DÉBATS À l’audience du 24 novembre 2014 tenue en chambre du conseil devant Camille L et Julien RICHAUD, juges rapporteurs, qui, sans opposition des avocats, ont tenu seuls l’audience, et, après avoir entendu les conseils des parties, en ont rendu compte au Tribunal, conformément aux dispositions de l’article 786 du Code de Procédure Civile
JUGEMENT Prononcé publiquement par mise à disposition au greffe Contradictoirement en premier ressort
EXPOSÉ DU LITIGE ; La société SAFETY SAS est spécialisée dans la fabrication d’outils coupants en carbure de tungstène pour l’usinage général industriel (aéronautique, automobile,…).
Monsieur Richard F, recruté par la société SAFETY le 3 novembre 1980 (le 3 novembre 1980 selon la défenderesse) en qualité de « responsable de l’Atelier d’essai », a en dernier lieu occupé
le poste d’ingénieur recherche et développement au sein de l’établissement de Fondettes.
Monsieur Richard F, qui indique avoir eu la responsabilité du service recherche et développement de la société SAFETY, expose avoir eu la charge du développement de concepts pour la machinerie en nouveaux métaux en fonction des demandes spécifiques des clients. Il précise avoir été également chargé de la gestion du portefeuille des brevets, de la mise en place des crédits impôt recherche, ainsi que de la formation et du transfert de connaissances aux jeunes du centre de recherche et développement de la société SAFETY.

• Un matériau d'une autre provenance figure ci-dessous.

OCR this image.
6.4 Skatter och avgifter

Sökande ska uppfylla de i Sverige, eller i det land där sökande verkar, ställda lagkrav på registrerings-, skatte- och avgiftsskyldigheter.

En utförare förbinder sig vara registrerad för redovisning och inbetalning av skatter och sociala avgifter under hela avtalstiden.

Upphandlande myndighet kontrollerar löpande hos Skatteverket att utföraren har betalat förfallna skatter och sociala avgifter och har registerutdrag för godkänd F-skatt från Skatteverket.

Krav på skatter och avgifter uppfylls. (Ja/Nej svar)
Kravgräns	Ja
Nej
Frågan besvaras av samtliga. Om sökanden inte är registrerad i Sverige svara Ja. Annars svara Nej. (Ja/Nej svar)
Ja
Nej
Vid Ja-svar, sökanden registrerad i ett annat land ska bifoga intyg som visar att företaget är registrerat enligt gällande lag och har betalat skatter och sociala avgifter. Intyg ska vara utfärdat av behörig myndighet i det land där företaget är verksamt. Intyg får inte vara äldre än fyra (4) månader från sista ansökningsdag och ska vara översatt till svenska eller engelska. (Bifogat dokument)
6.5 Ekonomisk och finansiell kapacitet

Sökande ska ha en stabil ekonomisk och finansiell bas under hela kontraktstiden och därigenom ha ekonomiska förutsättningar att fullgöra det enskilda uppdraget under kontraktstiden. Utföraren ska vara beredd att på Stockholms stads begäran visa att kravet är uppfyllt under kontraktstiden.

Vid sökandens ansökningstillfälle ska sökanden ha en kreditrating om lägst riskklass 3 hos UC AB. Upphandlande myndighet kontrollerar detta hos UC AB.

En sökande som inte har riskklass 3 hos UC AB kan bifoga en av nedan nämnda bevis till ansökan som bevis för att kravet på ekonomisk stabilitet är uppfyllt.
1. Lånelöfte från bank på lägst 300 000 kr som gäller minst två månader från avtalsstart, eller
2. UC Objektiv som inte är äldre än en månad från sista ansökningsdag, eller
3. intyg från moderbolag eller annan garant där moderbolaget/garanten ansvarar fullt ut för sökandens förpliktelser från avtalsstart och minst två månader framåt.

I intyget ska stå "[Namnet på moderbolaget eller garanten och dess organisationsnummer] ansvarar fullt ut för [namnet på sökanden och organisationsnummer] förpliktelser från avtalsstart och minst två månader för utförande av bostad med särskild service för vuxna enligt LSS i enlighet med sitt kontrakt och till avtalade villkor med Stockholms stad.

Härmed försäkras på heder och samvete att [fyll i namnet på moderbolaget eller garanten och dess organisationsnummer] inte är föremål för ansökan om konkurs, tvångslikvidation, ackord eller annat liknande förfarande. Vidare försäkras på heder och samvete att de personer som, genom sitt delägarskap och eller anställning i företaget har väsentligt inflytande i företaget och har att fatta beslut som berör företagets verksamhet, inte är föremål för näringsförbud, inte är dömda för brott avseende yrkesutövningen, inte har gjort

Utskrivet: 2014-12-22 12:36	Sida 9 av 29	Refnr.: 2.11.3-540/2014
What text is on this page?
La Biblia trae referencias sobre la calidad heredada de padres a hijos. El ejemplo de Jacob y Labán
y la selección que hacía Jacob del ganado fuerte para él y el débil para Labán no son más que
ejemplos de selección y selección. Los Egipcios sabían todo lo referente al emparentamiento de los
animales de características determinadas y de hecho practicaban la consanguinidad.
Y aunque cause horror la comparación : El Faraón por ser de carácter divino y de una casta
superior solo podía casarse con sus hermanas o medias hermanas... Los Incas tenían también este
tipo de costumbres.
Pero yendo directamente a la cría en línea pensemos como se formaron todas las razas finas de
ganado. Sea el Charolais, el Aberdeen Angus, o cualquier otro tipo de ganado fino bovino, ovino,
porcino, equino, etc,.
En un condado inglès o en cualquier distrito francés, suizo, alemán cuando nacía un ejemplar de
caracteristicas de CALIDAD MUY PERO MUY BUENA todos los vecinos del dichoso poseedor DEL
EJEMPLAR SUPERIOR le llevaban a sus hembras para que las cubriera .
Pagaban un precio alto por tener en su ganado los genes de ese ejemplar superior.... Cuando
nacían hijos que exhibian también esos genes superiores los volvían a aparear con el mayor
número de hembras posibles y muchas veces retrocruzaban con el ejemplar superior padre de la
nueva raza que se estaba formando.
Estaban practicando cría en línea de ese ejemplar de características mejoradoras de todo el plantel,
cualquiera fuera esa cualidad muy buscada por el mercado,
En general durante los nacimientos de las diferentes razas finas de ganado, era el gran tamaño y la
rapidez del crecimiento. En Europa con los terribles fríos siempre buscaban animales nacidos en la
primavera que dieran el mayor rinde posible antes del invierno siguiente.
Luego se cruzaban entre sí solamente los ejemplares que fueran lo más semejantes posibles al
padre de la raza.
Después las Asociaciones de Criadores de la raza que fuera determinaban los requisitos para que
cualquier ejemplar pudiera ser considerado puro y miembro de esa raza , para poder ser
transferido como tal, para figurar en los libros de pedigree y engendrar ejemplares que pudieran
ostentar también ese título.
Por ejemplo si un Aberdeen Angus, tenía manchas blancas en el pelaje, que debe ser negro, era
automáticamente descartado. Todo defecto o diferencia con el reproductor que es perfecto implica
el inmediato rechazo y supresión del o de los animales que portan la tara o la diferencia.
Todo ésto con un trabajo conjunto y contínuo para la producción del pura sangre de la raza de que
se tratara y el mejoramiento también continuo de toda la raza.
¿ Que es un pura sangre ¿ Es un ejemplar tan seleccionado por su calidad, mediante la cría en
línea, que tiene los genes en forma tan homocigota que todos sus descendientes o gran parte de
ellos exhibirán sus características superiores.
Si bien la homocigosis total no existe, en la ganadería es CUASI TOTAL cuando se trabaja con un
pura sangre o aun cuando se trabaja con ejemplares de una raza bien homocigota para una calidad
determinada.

À la suite d’une absorption de la société SAFETY SAS par la société SANDVIK TOOLING France SAS (dite société SANDVIK), le contrat de travail de Monsieur Richard F a été automatiquement transféré au groupe SANDVIK le 1er avril 2012. Monsieur Richard F a quitté l’entreprise le 30 juin 2012 dans le cadre d’un plan de départ volontaire.
Monsieur Richard F dit avoir conceptualisé de nombreuses inventions entrant dans le cadre de ses missions de travail durant les 32 années passées au sein de la société SAFETY puis de la société SANDVIK, 27 brevets ayant été déposés de 1987 à 2012 pour le compte de la société SAFETY, dont 23 brevets ont pour origine ses inventions, lesquels ont par ailleurs été déposés avec sa désignation en qualité d’inventeur ou de co-inventeur.
Estimant que son travail a permis et permet encore à l’entreprise de se maintenir à la pointe de l’innovation et de générer des chiffres d’affaires de plusieurs dizaines de millions d’euros, lesdites inventions ayant été exploitées et commercialisées, Monsieur Richard F, après avoir sollicité une rémunération supplémentaire au titre de ses inventions de mission auprès de sa hiérarchie en septembre et novembre 2011, a par courrier en date du 15 juillet 2012 informé son employeur de sa volonté de contester son solde de tout compte.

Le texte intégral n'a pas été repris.